Gray whales are also not the prettiest of whales, and they can resemble a rough ocean rock with their barnacle and parasite covered skin. Their barnacle ridden skin is so distinct and distinctive that the various barnacle patterns are used by scientists to identify individual whales. Though they may not be sleek Orcas that so easily entrance they eye, they are friendly creatures who are known for approaching boats and boosting up their young to be petted by humans. In Baja, where the gray whales roam, these amicable creatures love to frolic and play.
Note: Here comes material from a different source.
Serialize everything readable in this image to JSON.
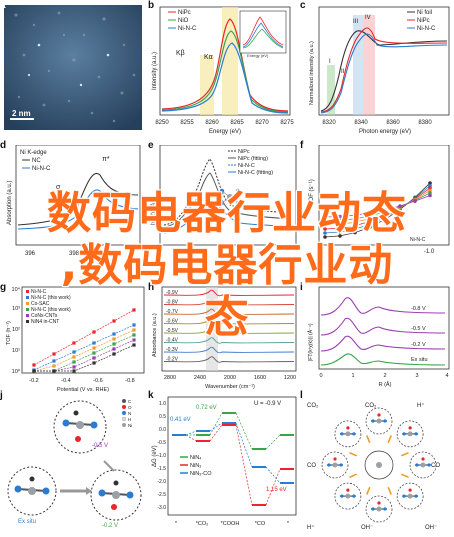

Gray whales visit Baja from mid-December to early May, a warm-weather retreat from the chilly waters of Siberia and a long migratory passage. During their migration from Alaska, gray whales maintain a specific order of procession. The female whales in advances stages of pregnancy lead the way, followed by mothers with their yearlings in tow. Small pods of young females chaperoned by adolescent and adults males take the rear in this instinctive train.

Once the gray whales reach Baja’s balmy waters, “single” gray whales indulge in romantic pursuits. Once cow usually finds herself courted by two bulls, and human spectators can witness their games of love that usually result in an impressive array of acrobatics and somersaults above the surface.

Pregnant cows search out Baja’s shallow lagoons where they can give birth around 30 feet below the surface. It’s a social event, and baby whales are often greeted by other whales who welcome them into the world. The babies enjoy Baja’s warmer temperatures due to their lack of insulating blubber, and so their time in Baja is often spent gaining weight so they can be properly insulated for the colder trek north.

Three Baja lagoons have gained celebrity for their whale concentration: Bahia Magdalena/Bahia Almejas, Laguna Ojo de Liebre (otherwise known as Scammon’s Lagoon), and Laguna San Ignacio. Visit one of these whale watching hotspots on your Baja excursion!